I cannot play a musical instrument, and I have never taken music lessons. I cannot read music. And I can barely distinguish the playing quality between a Yitzhak Perlman and a journeyman violinist in the back row of a major symphony orchestra.

Yet I am an avid lover of classical music and a frequent concert-goer. All day at home, I have a good-music radio station or a selection from my vast CD collection playing in the background. My tastes range from the old war-horses, Bach, Beethoven and Brahms, to more modern composers such as Mahler, Shostakovich and Prokofiev.

I believe that my love of classical music was stimulated by my 8th grade teacher, Mrs. O'Mara. She conducted a class called "Music Appreciation" and required her students to maintain scrap books with pictures of prominent musical concert performers. The project competed with my scrap book of major-league baseball players, but my collection seemed to meet Mrs. O'Mara's standards.

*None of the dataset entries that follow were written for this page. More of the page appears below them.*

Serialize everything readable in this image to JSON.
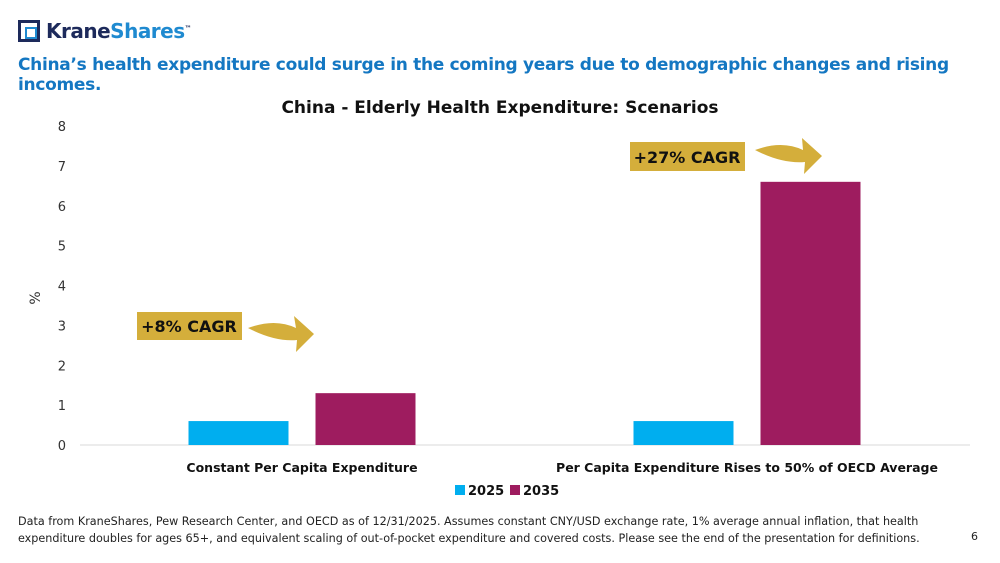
{
  "logo": {
    "part1": "Krane",
    "part2": "Shares",
    "tm": "™"
  },
  "headline": "China’s health expenditure could surge in the coming years due to demographic changes and rising incomes.",
  "footnote": "Data from KraneShares, Pew Research Center, and OECD as of 12/31/2025. Assumes constant CNY/USD exchange rate, 1% average annual inflation, that health expenditure doubles for ages 65+, and equivalent scaling of out-of-pocket expenditure and covered costs. Please see the end of the presentation for definitions.",
  "page_number": "6",
  "chart_data": {
    "type": "bar",
    "title": "China - Elderly Health Expenditure: Scenarios",
    "ylabel": "%",
    "xlabel": "",
    "ylim": [
      0,
      8
    ],
    "yticks": [
      "0",
      "1",
      "2",
      "3",
      "4",
      "5",
      "6",
      "7",
      "8"
    ],
    "categories": [
      "Constant Per Capita Expenditure",
      "Per Capita Expenditure Rises to 50% of OECD Average"
    ],
    "series": [
      {
        "name": "2025",
        "color": "#00aeef",
        "values": [
          0.6,
          0.6
        ]
      },
      {
        "name": "2035",
        "color": "#9e1c5f",
        "values": [
          1.3,
          6.6
        ]
      }
    ],
    "annotations": [
      "+8% CAGR",
      "+27% CAGR"
    ],
    "legend_position": "bottom",
    "grid": false
  }
}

I still remember some of the techniques she used to introduce us to the major classical composers. When she came to Schubert, for example, she taught us to sing: "This is the symphony that Schubert wrote and never finished," using the basic melody that flowed through his never-finished final symphony.

The musical influences at home were minimal. We had an old piano in our apartment on which my mother had taken lessons when she was a child. But I don't recall ever hearing her play.

She encouraged me to take lessons. She had a distant cousin, Sidney Sukoenig, who was a prominent concert performer and a conservatory teacher during the 1920s and 1930s, who was willing to teach me. I turned down that opportunity because it interfered with stick ball and touch footfall.

I must have had some inherent musical talent, however, because with one finger, I was able to pick out virtually any melody on my mother's old piano, without knowing exactly what I was doing.

My father used to play operatic and Jewish cantorial records on our old Victrola, but I don't think his attraction to vocal music influenced my love of symphonic music.

I try to educate myself about good music by reading the music critics in the general newspapers and magazines that cover the music scene. But it is not very helpful when I encounter something like the following recent review in the New York Times of a local performance by a Russian pianist, Alexei Volodin, playing a Bach Partita with the London Symphony Orchestra:

"He played the Corrente with sparkling energy and brought a wistful nostalgia to the Sarabande," the critic wrote. "Mr. Volodin clearly articulated the multiple voices hidden in the thicket of counterpointe in the concluding Gigue, whose grandeur he aptly conveyed."

What is an untutored music lover like me, who can't tell a sharp from a flat, to make of that?